Monsieur [F] [G] a comparu. Il maintient ses demandes figurant dans sa requête initiale relatives aux seules prestations MVA et ALS. Il estime que la CAF a commis une erreur dans le calcul de l’ALS, précisant qu’il percevait une somme plus importante pour un loyer moindre lorsqu’il vivait en foyer dans l’Essonne. Il sollicite par ailleurs la somme de 838,16 euros au titre de la MVA en indiquant que cette prestation lui était également versée lorsqu’il résidait dans l’Essonne.
Par conclusions écrites régulièrement visées et soutenues oralement à l’audience auxquelles il convient de se reporter pour un exposé complet des moyens conformément à l’article 455 du code de procédure civile, la CAF, régulièrement représentée, soulève in limine litis l’irrecevabilité du recours introduit selon elle de manière prématurée avant l’expiration du délai imparti à la commission de recours amiable pour statuer sur les contestations. Elle soulève par ailleurs l’incompétence matérielle du pôle social s’agissant de la demande portant sur l’ALS.
Sur le fond, et à titre subsidiaire, la CAF demande au tribunal de débouter Monsieur [F] [G] de son recours. Elle se fonde sur les motifs développés par la commission de recours amiable dans ses décisions du 12 octobre 2022 et 12 juillet 2023. S’agissant de l’ALS, elle soutient que les modalités de calcul de l’ALS sont différentes selon la nature du logement occupé, et rappelle à ce titre que Monsieur [F] [G] occupe depuis mai 2021 un logement-foyer qui est un hébergement en résidence autonomie à [Localité 2], et non un logement en secteur locatif ordinaire comme cela était le cas lorsqu’il relevait de la CAF de l’Essonne.
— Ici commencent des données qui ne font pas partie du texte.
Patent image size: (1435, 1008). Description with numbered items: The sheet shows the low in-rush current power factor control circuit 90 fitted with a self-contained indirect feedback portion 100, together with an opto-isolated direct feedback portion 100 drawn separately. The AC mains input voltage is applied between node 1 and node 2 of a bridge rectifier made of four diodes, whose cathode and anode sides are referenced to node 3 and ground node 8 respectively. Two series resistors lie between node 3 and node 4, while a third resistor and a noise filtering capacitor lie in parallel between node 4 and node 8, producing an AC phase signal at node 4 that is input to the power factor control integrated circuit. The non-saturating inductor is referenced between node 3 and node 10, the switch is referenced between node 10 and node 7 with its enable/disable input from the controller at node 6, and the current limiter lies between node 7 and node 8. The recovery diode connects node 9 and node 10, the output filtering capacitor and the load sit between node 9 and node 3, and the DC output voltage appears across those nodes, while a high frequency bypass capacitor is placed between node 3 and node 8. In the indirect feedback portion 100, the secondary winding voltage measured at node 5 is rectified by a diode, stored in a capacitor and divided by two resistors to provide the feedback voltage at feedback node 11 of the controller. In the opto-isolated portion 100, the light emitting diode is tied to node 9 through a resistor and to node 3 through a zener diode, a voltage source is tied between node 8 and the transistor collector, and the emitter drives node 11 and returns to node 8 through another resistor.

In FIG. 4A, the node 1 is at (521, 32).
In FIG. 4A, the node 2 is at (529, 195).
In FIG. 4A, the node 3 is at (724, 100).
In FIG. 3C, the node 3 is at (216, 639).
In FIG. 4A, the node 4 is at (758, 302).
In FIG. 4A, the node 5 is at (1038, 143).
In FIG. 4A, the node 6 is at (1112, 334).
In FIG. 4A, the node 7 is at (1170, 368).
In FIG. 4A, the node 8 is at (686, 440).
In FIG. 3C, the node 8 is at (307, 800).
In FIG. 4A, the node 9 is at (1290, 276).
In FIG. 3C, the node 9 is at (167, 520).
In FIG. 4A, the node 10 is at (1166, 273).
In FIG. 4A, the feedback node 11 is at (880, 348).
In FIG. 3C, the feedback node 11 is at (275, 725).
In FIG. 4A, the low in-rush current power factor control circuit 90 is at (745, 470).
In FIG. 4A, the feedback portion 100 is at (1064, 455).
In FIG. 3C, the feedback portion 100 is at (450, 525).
S’agissant de la demande relative à la MVA, la CAF soutient que Monsieur [F] [G] ne pouvait prétendre à l’AAH sur la période de mai 2021 à mars 2022 en raison du montant de ses avantages vieillesse, notamment l’allocation de solidarité aux personnes âgées (ASPA), dont le montant total dépassait le plafond de l’AAH. Elle rappelle que le versement d’une MVA est conditionné au versement de l’AAH de sorte que l’absence de droit à l’AAH sur cette période fait obstacle au versement de la MVA. Elle ajoute que la condition relative au logement indépendant n’est pas non plus satisfaite dans la mesure où Monsieur [F] [G] vit depuis mai 2021 dans un foyer pour personnes âgées.
A l’issue des débats, l’affaire a été mise en délibéré au 3 juin 2024 par mise à disposition au greffe.
MOTIFS DE LA DECISION
Sur l’exception d’incompétence relative à l’ALS
L’article L. 142-8 du code de la sécurité sociale dispose : « Le juge judiciaire connaît des contestations relatives : 1° Au contentieux de la sécurité sociale défini à l'article L. 142-1 ; 2° Au contentieux de l'admission à l'aide sociale défini à l'article L. 142-3 ».
L’ALS est une aide au logement dont le régime est défini aux articles L. 821-1 et suivants du code de la construction et de l’habitation.
L’article L. 825-1 de ce code dispose que : « Sous réserve des dispositions de l'article L.